Balance. Not 50/50. More like 70/30 at the moment. 70 being work and 30 being a mom.
I've learned lately that working a 40+ hour a week job is not easy when you want to give your toddler 100%. Especially when you throw in volunteer meetings, phone calls, fundraisers, etc. Now throw in a work trip for the hubs.... and any hours there were left for workouts, blogging, and extra activities is truly thrown out the door.
I'm still standing on my two feet at the moment, but I feel so guilty.
When I'm having to get ready for work while chasing Annaleee around in the mornings... thinking this is the only hour I get wither when I'm not feeding her, bathing her, and trying to get her to bed. All she wants is my undivided attention. Read a book?
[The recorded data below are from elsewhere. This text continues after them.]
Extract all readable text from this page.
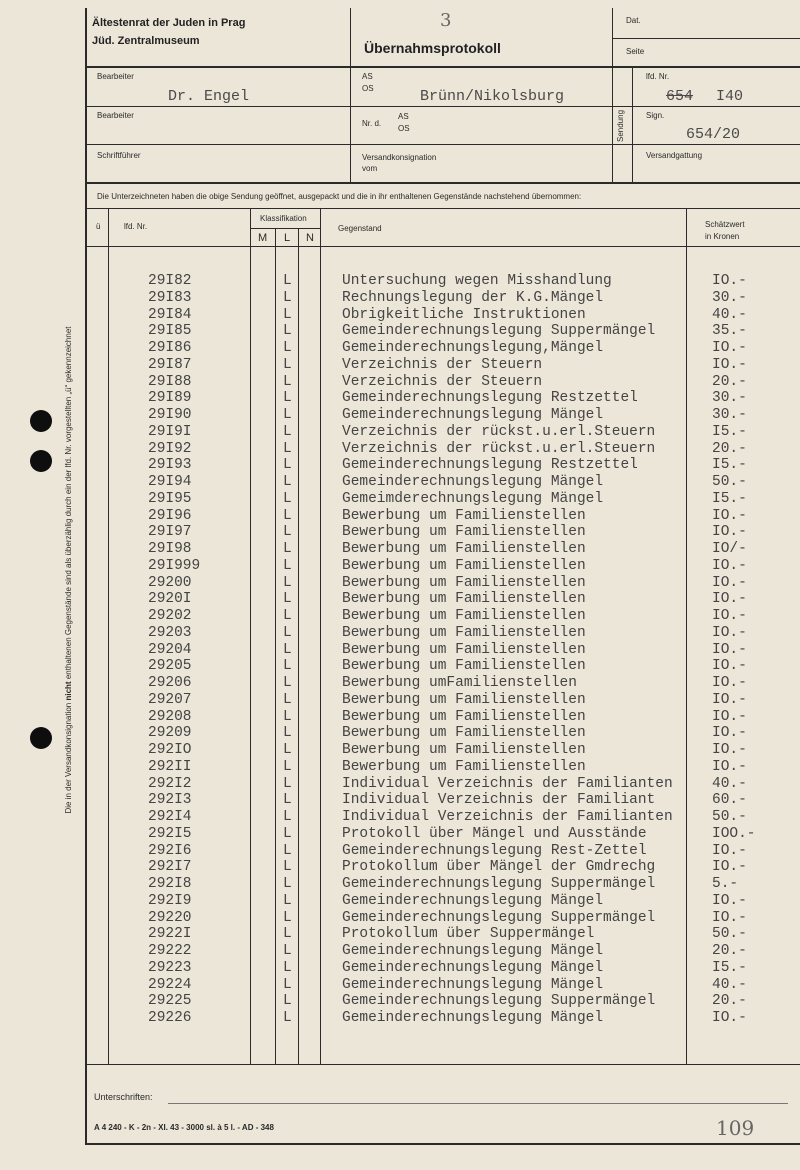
Ältestenrat der Juden in Prag
Jüd. Zentralmuseum	Übernahmsprotokoll
3	Dat.
Seite
Bearbeiter
Dr. Engel
Bearbeiter
Schriftführer
AS
OS	Brünn/Nikolsburg
Nr. d.
AS
OS
Versandkonsignation
vom
Sendung
lfd. Nr.
654 I40
Sign.
654/20
Versandgattung
Die Unterzeichneten haben die obige Sendung geöffnet, ausgepackt und die in ihr enthaltenen Gegenstände nachstehend übernommen:
ü	lfd. Nr.
Klassifikation
M L N
Gegenstand	Schätzwert
in Kronen
Die in der Versandkonsignation nicht enthaltenen Gegenstände sind als überzählig durch ein der lfd. Nr. vorgestellten „ü“ gekennzeichnet
29I82	L	Untersuchung wegen Misshandlung	IO.-
29I83	L	Rechnungslegung der K.G.Mängel	30.-
29I84	L	Obrigkeitliche Instruktionen	40.-
29I85	L	Gemeinderechnungslegung Suppermängel	35.-
29I86	L	Gemeinderechnungslegung,Mängel	IO.-
29I87	L	Verzeichnis der Steuern	IO.-
29I88	L	Verzeichnis der Steuern	20.-
29I89	L	Gemeinderechnungslegung Restzettel	30.-
29I90	L	Gemeinderechnungslegung Mängel	30.-
29I9I	L	Verzeichnis der rückst.u.erl.Steuern	I5.-
29I92	L	Verzeichnis der rückst.u.erl.Steuern	20.-
29I93	L	Gemeinderechnungslegung Restzettel	I5.-
29I94	L	Gemeinderechnungslegung Mängel	50.-
29I95	L	Gemeimderechnungslegung Mängel	I5.-
29I96	L	Bewerbung um Familienstellen	IO.-
29I97	L	Bewerbung um Familienstellen	IO.-
29I98	L	Bewerbung um Familienstellen	IO/-
29I999	L	Bewerbung um Familienstellen	IO.-
29200	L	Bewerbung um Familienstellen	IO.-
2920I	L	Bewerbung um Familienstellen	IO.-
29202	L	Bewerbung um Familienstellen	IO.-
29203	L	Bewerbung um Familienstellen	IO.-
29204	L	Bewerbung um Familienstellen	IO.-
29205	L	Bewerbung um Familienstellen	IO.-
29206	L	Bewerbung umFamilienstellen	IO.-
29207	L	Bewerbung um Familienstellen	IO.-
29208	L	Bewerbung um Familienstellen	IO.-
29209	L	Bewerbung um Familienstellen	IO.-
292IO	L	Bewerbung um Familienstellen	IO.-
292II	L	Bewerbung um Familienstellen	IO.-
292I2	L	Individual Verzeichnis der Familianten	40.-
292I3	L	Individual Verzeichnis der Familiant	60.-
292I4	L	Individual Verzeichnis der Familianten	50.-
292I5	L	Protokoll über Mängel und Ausstände	IOO.-
292I6	L	Gemeinderechnungslegung Rest-Zettel	IO.-
292I7	L	Protokollum über Mängel der Gmdrechg	IO.-
292I8	L	Gemeinderechnungslegung Suppermängel	5.-
292I9	L	Gemeinderechnungslegung Mängel	IO.-
29220	L	Gemeinderechnungslegung Suppermängel	IO.-
2922I	L	Protokollum über Suppermängel	50.-
29222	L	Gemeinderechnungslegung Mängel	20.-
29223	L	Gemeinderechnungslegung Mängel	I5.-
29224	L	Gemeinderechnungslegung Mängel	40.-
29225	L	Gemeinderechnungslegung Suppermängel	20.-
29226	L	Gemeinderechnungslegung Mängel	IO.-
Unterschriften:
A 4 240 - K - 2n - XI. 43 - 3000 sl. à 5 l. - AD - 348	109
Play with my doll house?
Then I feel guilty when I walk in 5 min late for my 8:30 meeting at work. Again. Second day in a row... b/c I wanted to spend an extra 5 minutes talking to Annalee's sitter.
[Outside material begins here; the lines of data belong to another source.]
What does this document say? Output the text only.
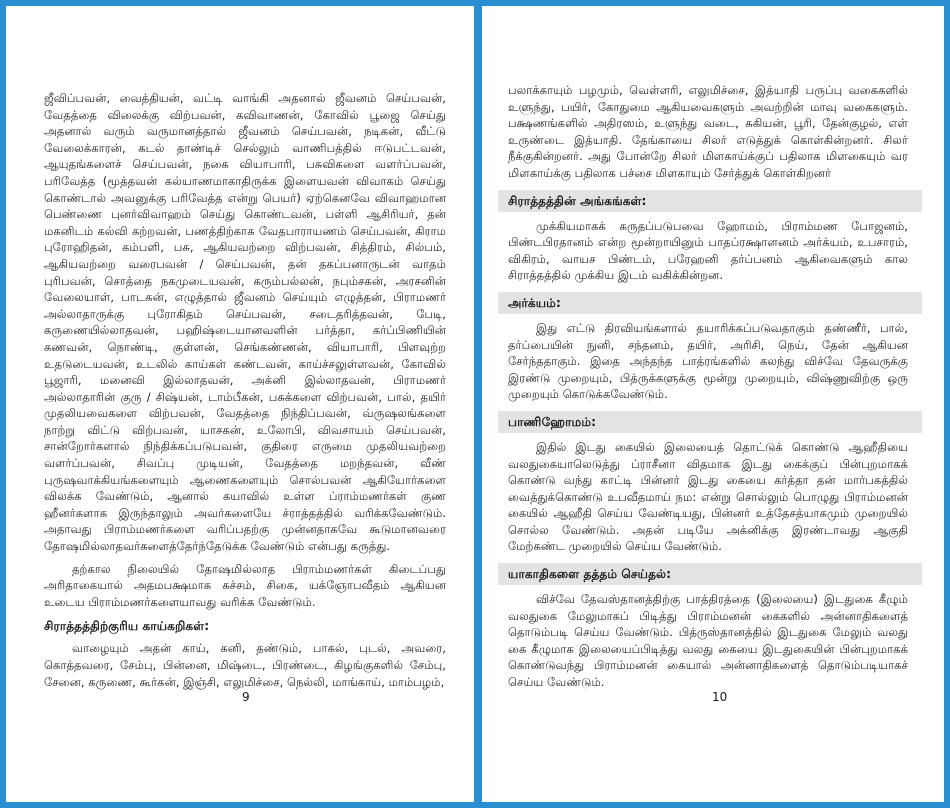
ஜீவிப்பவன், வைத்தியன், வட்டி வாங்கி அதனால் ஜீவனம் செய்பவன், வேதத்தை விலைக்கு விற்பவன், கவிவாணன், கோவில் பூஜை செய்து அதனால் வரும் வருமானத்தால் ஜீவனம் செய்பவன், நடிகன், வீட்டு வேலைக்காரன், கடல் தாண்டிச் செல்லும் வாணிபத்தில் ஈடுபட்டவன், ஆயுதங்களைச் செய்பவன், நகை வியாபாரி, பசுவிகளை வளர்ப்பவன், பரிவேத்த (மூத்தவன் கல்யாணமாகாதிருக்க இளையவன் விவாகம் செய்து கொண்டால் அவனுக்கு பரிவேத்த என்று பெயர்) ஏற்கெனவே விவாஹமான பெண்ணை புனர்விவாஹம் செய்து கொண்டவன், பள்ளி ஆசிரியர், தன் மகனிடம் கல்வி கற்றவன், பணத்திற்காக வேதபாராயணம் செய்பவன், கிராம புரோஹிதன், கம்பளி, பசு, ஆகியவற்றை விற்பவன், சித்திரம், சில்பம், ஆகியவற்றை வரைபவன் / செய்பவன், தன் தகப்பனாருடன் வாதம் புரிபவன், சொத்தை நகமுடையவன், கரும்பல்லன், நபும்சகன், அரசனின் வேலையாள், பாடகன், எழுத்தால் ஜீவனம் செய்யும் எழுத்தன், பிராமணர் அல்லாதாருக்கு புரோகிதம் செய்பவன், சடைதரித்தவன், பேடி, கருணையில்லாதவன், பஹிஷ்டையானவளின் பர்த்தா, கர்ப்பிணியின் கணவன், நொண்டி, குள்ளன், செங்கண்ணன், வியாபாரி, பிளவுற்ற உதடுடையவன், உடலில் காய்கள் கண்டவன், காய்ச்சலுள்ளவன், கோவில் பூஜாரி, மனைவி இல்லாதவன், அக்னி இல்லாதவன், பிராமணர் அல்லாதாரின் குரு / சிஷ்யன், டாம்பீகன், பசுக்களை விற்பவன், பால், தயிர் முதலியவைகளை விற்பவன், வேதத்தை நிந்திப்பவன், வ்ருஷலங்களை நாற்று விட்டு விற்பவன், யாசகன், உலோபி, விவசாயம் செய்பவன், சான்றோர்களால் நிந்திக்கப்படுபவன், குதிரை எருமை முதலியவற்றை வளர்ப்பவன், சிவப்பு முடியன், வேதத்தை மறந்தவன், வீண் புருஷவாக்கியங்களையும் ஆணைகளையும் சொல்பவன் ஆகியோர்களை விலக்க வேண்டும், ஆனால் கயாவில் உள்ள ப்ராம்மணர்கள் குண ஹீனர்களாக இருந்தாலும் அவர்களையே ச்ராத்தத்தில் வரிக்கவேண்டும். அதாவது பிராம்மணர்களை வரிப்பதற்கு முன்னதாகவே கூடுமானவரை தோஷமில்லாதவர்களைத்தேர்ந்தேடுக்க வேண்டும் என்பது கருத்து.

தற்கால நிலையில் தோஷமில்லாத பிராம்மணர்கள் கிடைப்பது அரிதாகையால் அதமபக்ஷமாக கச்சம், சிகை, யக்ஞோபவீதம் ஆகியன உடைய பிராம்மணர்களையாவது வரிக்க வேண்டும்.

சிராத்தத்திற்குரிய காய்கறிகள்:

வாழையும் அதன் காய், கனி, தண்டும், பாகல், புடல், அவரை, கொத்தவரை, சேம்பு, பின்னை, மிஷ்டை, பிரண்டை, கிழங்குகளில் சேம்பு, சேனை, கருணை, கூர்கன், இஞ்சி, எலுமிச்சை, நெல்லி, மாங்காய், மாம்பழம்,

9

பலாக்காயும் பழமும், வெள்ளரி, எலுமிச்சை, இத்யாதி பருப்பு வகைகளில் உளுந்து, பயிர், கோதுமை ஆகியவைகளும் அவற்றின் மாவு வகைகளும். பக்ஷணங்களில் அதிரஸம், உளுந்து வடை, சுகியன், பூரி, தேன்குழல், எள் உருண்டை இத்யாதி. தேங்காயை சிலர் எடுத்துக் கொள்கின்றனர். சிலர் நீக்குகின்றனர். அது போன்றே சிலர் மிளகாய்க்குப் பதிலாக மிளகையும் வர மிளகாய்க்கு பதிலாக பச்சை மிளகாயும் சேர்த்துக் கொள்கிறனர்

சிராத்தத்தின் அங்கங்கள்:

முக்கியமாகக் கருதப்படுபவை ஹோமம், பிராம்மண போஜனம், பிண்டபிரதானம் என்ற மூன்றாயினும் பாதப்ரக்ஷாளனம் அர்க்யம், உபசாரம், விகிரம், வாயச பிண்டம், பரேஹனி தர்ப்பனம் ஆகிவைகளும் கால சிராத்தத்தில் முக்கிய இடம் வகிக்கின்றன.

அர்க்யம்:

இது எட்டு திரவியங்களால் தயாரிக்கப்படுவதாகும் தண்ணீர், பால், தர்ப்பையின் நுனி, சந்தனம், தயிர், அரிசி, நெய், தேன் ஆகியன சேர்ந்ததாகும். இதை அந்தந்த பாத்ரங்களில் கலந்து விச்வே தேவருக்கு இரண்டு முறையும், பித்ருக்களுக்கு மூன்று முறையும், விஷ்ணுவிற்கு ஒரு முறையும் கொடுக்கவேண்டும்.

பாணிஹோமம்:

இதில் இடது கையில் இலையைத் தொட்டுக் கொண்டு ஆஹீதியை வலதுகையாலெடுத்து ப்ராசீனா விதமாக இடது கைக்குப் பின்புறமாகக் கொண்டு வந்து காட்டி பின்னர் இடது கையை கர்த்தா தன் மார்பகத்தில் வைத்துக்கொண்டு உபவீதமாய் நம: என்று சொல்லும் பொழுது பிராம்மனன் கையில் ஆஹீதி செய்ய வேண்டியது, பின்னர் உத்தேசத்யாகமும் முறையில் சொல்ல வேண்டும். அதன் படியே அக்னிக்கு இரண்டாவது ஆகுதி மேற்கண்ட முறையில் செய்ய வேண்டும்.

யாகாதிகளை தத்தம் செய்தல்:

விச்வே தேவஸ்தானத்திற்கு பாத்திரத்தை (இலையை) இடதுகை கீழும் வலதுகை மேலுமாகப் பிடித்து பிராம்மனன் கைகளில் அன்னாதிகளைத் தொடும்படி செய்ய வேண்டும். பித்ருஸ்தானத்தில் இடதுகை மேலும் வலது கை கீழுமாக இலையைப்பிடித்து வலது கையை இடதுகையின் பின்புறமாகக் கொண்டுவந்து பிராம்மனன் கையால் அன்னாதிகளைத் தொடும்படியாகச் செய்ய வேண்டும்.

10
Then I feel guilty leaving work at 4:30pm to squeeze in a 20 min run and shower... before I have to get Annalee at 5:15 and head strait to a work event. Guilty. I'm late picking her up... she is ALWAYS the last one there. Guilty, I left work early to go run.
Guilty I'm dragging Annalee to a work event - where I chase her around an hour, while trying to keep her away from anything brake-able... while balancing a glass of wine and trying to be social. ha!
Guilty we get home at 6:30, so I have 30 minutes to bathe her and get her to bed before we have a delirious toddler on my hands. Guilty I don't have more time with her.
Guilty. Guilty. Guilty. How do I do it? How do all you mommas do it?
Send me some love. Ideas. Suggestions. Maybe it's just a phase... This too shall pass, right? ha!